Uma das frases mais comuns que se pode ouvir na rua é que «as pessoas são loucas». Na maioria dos casos, trata-se de um mal-entendido: toda essa gente estressada, deprimida, agressiva, frustrada e insatisfeita ainda não enlouqueceu para deixar de lado (apenas por um momento) suas responsabilidades e pressões diárias. O fato de adiar ou negar esses instantes de loucura é muito nocivo, e as consequências passam rapidamente do mental para o físico.

Crianças gritando. O smartphone e seus alertas. A busca por dopamina rápida nas redes sociais. Aulas implacáveis com horários ridículos. Chefes abusivos e ignorantes. O sono que desaparece. O câncer do «9 a 5». A televisão lixo com jornalismo tóxico e política venenosa. O carro que quebra. As contas a pagar. Dinheiro. Dinheiro. Dinheiro. Dinheiro.
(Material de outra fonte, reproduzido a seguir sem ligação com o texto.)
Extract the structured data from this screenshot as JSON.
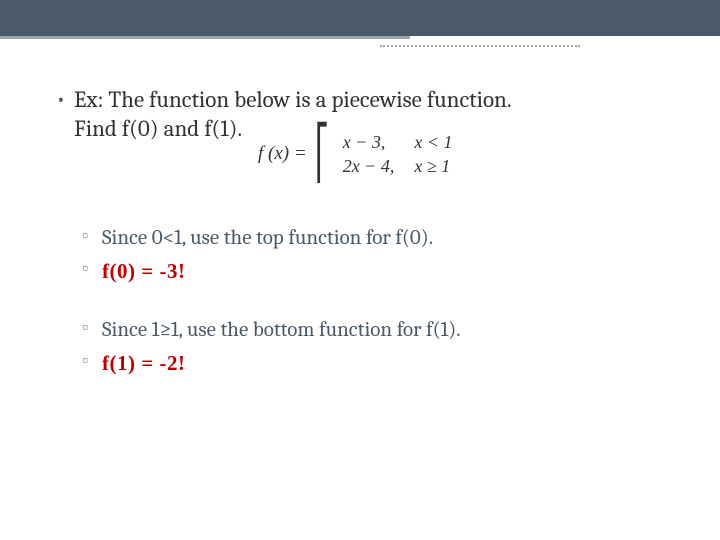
{
  "main": {
    "prompt_line1": "Ex:  The function below is a piecewise function.",
    "prompt_line2": "Find f(0) and f(1).",
    "equation": {
      "lhs": "f (x) =",
      "row1_expr": "x − 3,",
      "row1_cond": "x < 1",
      "row2_expr": "2x − 4,",
      "row2_cond": "x ≥ 1"
    },
    "steps": {
      "s1": "Since 0<1, use the top function for f(0).",
      "a1": "f(0) = -3!",
      "s2": "Since 1≥1, use the bottom function for f(1).",
      "a2": "f(1) = -2!"
    }
  }
}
A sanidade da loucura: por que precisamos enlouquecer de vez em quando?
Loucura

Os especialistas se perguntam por que as pessoas estão doentes e infelizes, quando o mundo não faz outra coisa senão estabelecer e defender as condições ideais para que isso aconteça.

Buscamos refúgio no álcool, no tabaco, nas drogas e em outros vícios, mas sua eficácia é temporária. E quando alguém decide gritar «basta» e abandonar tudo, o mundo aponta o dedo e diz «ele ficou louco». O que o mundo deve entender é que essa loucura é uma necessidade.

A loucura como necessidade

Em espanhol costuma-se usar termos como «depressão nervosa», mas do outro lado do oceano têm uma excelente palavra: «Breakdown». Agora, a diferença mais importante é quando o breakdown abandona seu perfil temporário e passa a ser permanente.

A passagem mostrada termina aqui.